A raíz de unas elecciones abiertamente manipuladas por medios de comunicación y llenas de souvenirs corruptos cabe preguntarnos por la validez de aceptar el resultado, sea cual sea. Me explico: muchos opinan que sería mejor aceptar la imposición de Peña Nieto, trabajar por un mejor futuro (desde nuestra realidad personal) y proyectar la izquierda en el poder hasta el 2018. A estas personas, con mentalidad mediocre y derrotista, les llamo mexicanitos. ¿Por qué? Por la simple razón de compartir la Patria pero no la lucha. No es cuestión de apoyar o no a Andrés Manuel, es cerrarse a aceptar un proceso (si bien será difícil que se acepten las pruebas de fraude, hay evidencia popular suficiente) plagado de influencia mediática. Hubo corrupción y negarlo sería un acto de complicidad.

 

La indiferencia es complicidad, no podemos aceptar (como Mexicanos, así, con mayúscula) que a raíz de procurar la paz social tengamos que dejarnos humillar por los poderes ficticios (recordemos que nosotros damos poder a las figuras de autoridad, no viceversa). Ya en el 88, uno de los principales traidores Fernández de Cevallos, propuso la destrucción de las boletas electorales para (supuestamente) zanjar el problema (de otro mega fraude) y seguir con el progreso del país.

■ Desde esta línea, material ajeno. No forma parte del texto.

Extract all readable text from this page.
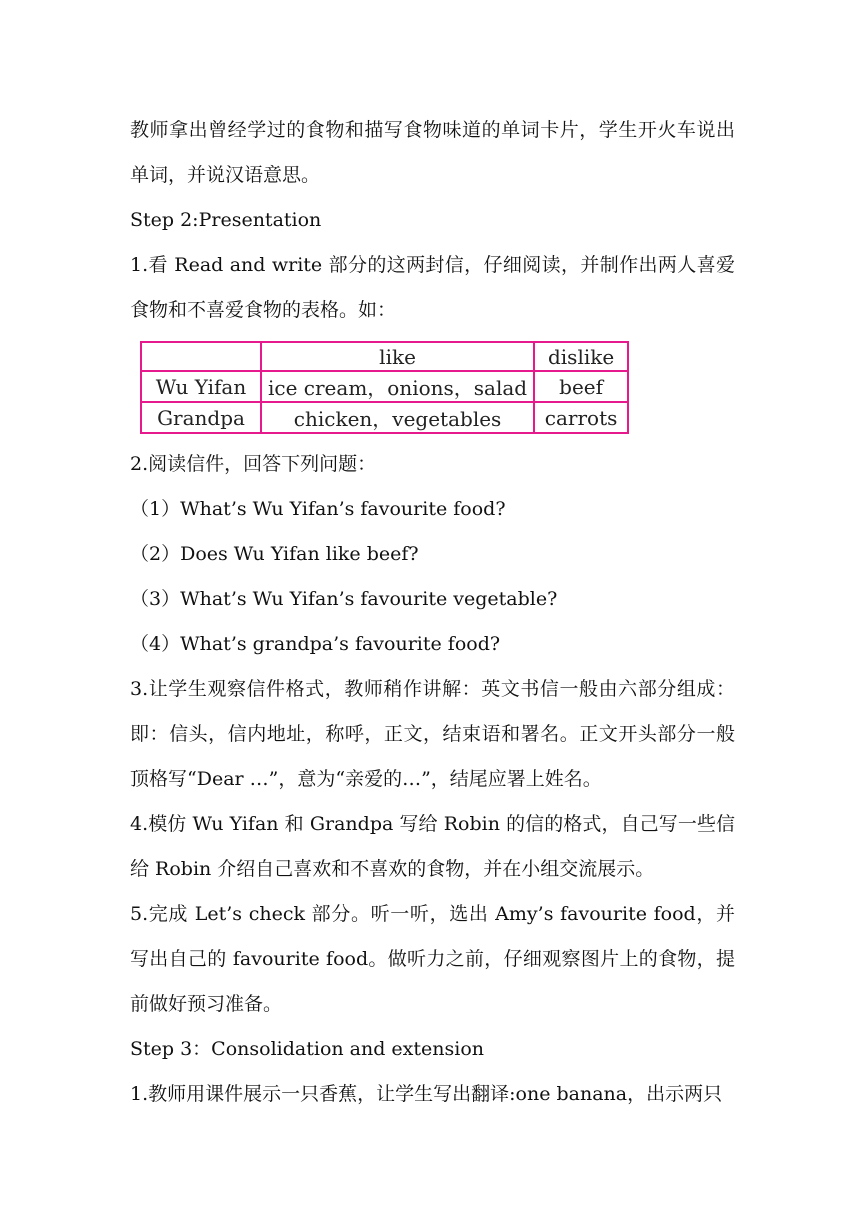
教师拿出曾经学过的食物和描写食物味道的单词卡片，学生开火车说出单词，并说汉语意思。

Step 2:Presentation

1.看 Read and write 部分的这两封信，仔细阅读，并制作出两人喜爱食物和不喜爱食物的表格。如：

	like	dislike
Wu Yifan	ice cream，onions，salad	beef
Grandpa	chicken，vegetables	carrots

2.阅读信件，回答下列问题：

（1）What’s Wu Yifan’s favourite food?

（2）Does Wu Yifan like beef?

（3）What’s Wu Yifan’s favourite vegetable?

（4）What’s grandpa’s favourite food?

3.让学生观察信件格式，教师稍作讲解：英文书信一般由六部分组成：即：信头，信内地址，称呼，正文，结束语和署名。正文开头部分一般顶格写“Dear …”，意为“亲爱的…”，结尾应署上姓名。

4.模仿 Wu Yifan 和 Grandpa 写给 Robin 的信的格式，自己写一些信给 Robin 介绍自己喜欢和不喜欢的食物，并在小组交流展示。

5.完成 Let’s check 部分。听一听，选出 Amy’s favourite food，并写出自己的 favourite food。做听力之前，仔细观察图片上的食物，提前做好预习准备。

Step 3：Consolidation and extension

1.教师用课件展示一只香蕉，让学生写出翻译:one banana，出示两只
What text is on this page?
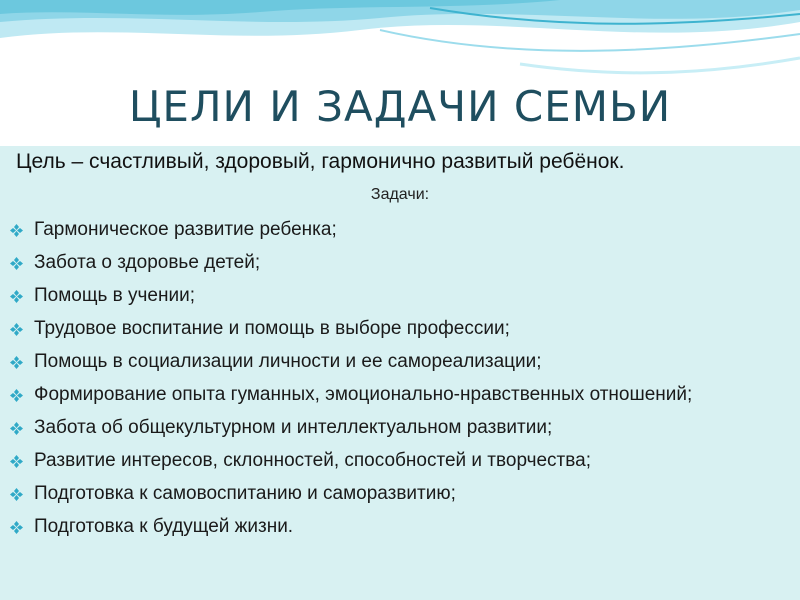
ЦЕЛИ И ЗАДАЧИ СЕМЬИ
Цель – счастливый, здоровый, гармонично развитый ребёнок.
Задачи:
Гармоническое развитие ребенка;
Забота о здоровье детей;
Помощь в учении;
Трудовое воспитание и помощь в выборе профессии;
Помощь в социализации личности и ее самореализации;
Формирование опыта гуманных, эмоционально-нравственных отношений;
Забота об общекультурном и интеллектуальном развитии;
Развитие интересов, склонностей, способностей и творчества;
Подготовка к самовоспитанию и саморазвитию;
Подготовка к будущей жизни.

Todos esos mexicanitos tienen mi compasión pero no mi amistad; vivimos en una nación de agonía institucional, negar que las cosas andan en crisis es negar nuestra esencia basada en la resistencia al mal. 

 

Lo dice bien Octavio Paz en el ensayo "El desarrollo y otros espejismos": "La sordera del PRI aumenta en proporción directa al aumento del clamor popular". La opción es clara, rendirse es renunciar a la ciudadanía y a la voz que hemos logrado históricamente; renunciar, es abrazar a la muerte más terrible porque es casi voluntaria, rendirse es ceder al suicidio de los ideales.